After a last tantrum of unusual warm days for the season, this long autumn, child of burnt hydrocarbons, has finally given free entry to winter. Bright white days. Twenty five below.
Even before coming into contact with the air, my breath freezes inside my nostrils, causing a constant and unpleasant feeling of dried up booger. Eventually, some loose tear congeals in the corner of my eye as a rheum or, if I blink, it welds my eyelashes and I can’t then open my lids. Under the soles of the footwear or the rubber of the tyres, the snow cries its loud creak of trampled grave. At night, the humidity sublimates on the thinnest tree branches, coating them in a perfect, uniform frost layer, like on a Christmas card.
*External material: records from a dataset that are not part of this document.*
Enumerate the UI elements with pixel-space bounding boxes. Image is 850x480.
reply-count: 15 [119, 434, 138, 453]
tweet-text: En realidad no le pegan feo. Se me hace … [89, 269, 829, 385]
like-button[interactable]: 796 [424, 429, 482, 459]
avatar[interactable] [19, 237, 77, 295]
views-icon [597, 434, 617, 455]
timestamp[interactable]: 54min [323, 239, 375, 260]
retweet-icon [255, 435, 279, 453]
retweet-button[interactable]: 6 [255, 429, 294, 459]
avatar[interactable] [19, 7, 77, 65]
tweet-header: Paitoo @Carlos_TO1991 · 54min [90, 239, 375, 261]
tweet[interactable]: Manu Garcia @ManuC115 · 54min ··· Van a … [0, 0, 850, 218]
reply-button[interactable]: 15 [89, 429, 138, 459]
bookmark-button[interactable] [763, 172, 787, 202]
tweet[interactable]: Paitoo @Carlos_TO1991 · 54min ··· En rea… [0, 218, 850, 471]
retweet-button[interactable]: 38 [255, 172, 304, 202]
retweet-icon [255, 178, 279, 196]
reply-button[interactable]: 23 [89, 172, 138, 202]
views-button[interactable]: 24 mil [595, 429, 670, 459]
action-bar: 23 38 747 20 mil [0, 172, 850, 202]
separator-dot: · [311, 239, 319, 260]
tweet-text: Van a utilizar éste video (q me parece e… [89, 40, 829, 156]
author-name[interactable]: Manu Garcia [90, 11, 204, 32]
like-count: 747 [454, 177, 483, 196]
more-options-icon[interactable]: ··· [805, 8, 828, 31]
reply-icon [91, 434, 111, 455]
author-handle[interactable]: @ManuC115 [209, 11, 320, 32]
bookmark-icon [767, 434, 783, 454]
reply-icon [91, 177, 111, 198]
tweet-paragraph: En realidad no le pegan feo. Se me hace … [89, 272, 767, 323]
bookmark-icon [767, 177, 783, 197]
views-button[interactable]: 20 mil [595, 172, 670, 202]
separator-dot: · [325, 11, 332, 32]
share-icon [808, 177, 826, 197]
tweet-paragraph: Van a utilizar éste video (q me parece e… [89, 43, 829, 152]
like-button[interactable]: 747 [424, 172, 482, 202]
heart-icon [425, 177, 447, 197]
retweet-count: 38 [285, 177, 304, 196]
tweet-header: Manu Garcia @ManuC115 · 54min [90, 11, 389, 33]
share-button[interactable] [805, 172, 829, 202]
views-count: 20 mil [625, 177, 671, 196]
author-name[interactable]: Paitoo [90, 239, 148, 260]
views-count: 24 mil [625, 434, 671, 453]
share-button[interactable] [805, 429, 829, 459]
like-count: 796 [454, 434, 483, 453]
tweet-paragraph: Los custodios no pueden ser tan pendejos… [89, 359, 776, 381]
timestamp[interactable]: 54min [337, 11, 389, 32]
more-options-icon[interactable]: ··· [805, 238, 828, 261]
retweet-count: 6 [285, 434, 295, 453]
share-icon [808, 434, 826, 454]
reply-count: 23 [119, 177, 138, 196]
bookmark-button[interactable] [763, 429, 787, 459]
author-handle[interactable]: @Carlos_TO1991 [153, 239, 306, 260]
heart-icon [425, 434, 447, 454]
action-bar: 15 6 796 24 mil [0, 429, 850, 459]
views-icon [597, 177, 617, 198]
At noon, after a the weak warming up of a sunny day, that same frost thaws and falls from the branches in a myriad microscopic ice crystals sprinkled from above, in a soft snowfall of sparkling diamond dust. The flowing water in the canal or by the wharf, that never freezes, constantly smokes a ghostly mist of boiling cauldron that vanishes into thin air only a few feet above the surface, evoking a fabulous landscape of enchanted swamp. And at dusk, on the horizon, the snow’s bluish white and the sky’s whitish blue blend together, so that one can’t tell the boundary.
The lake, now lethargic, has finally silenced its otherworldly moans.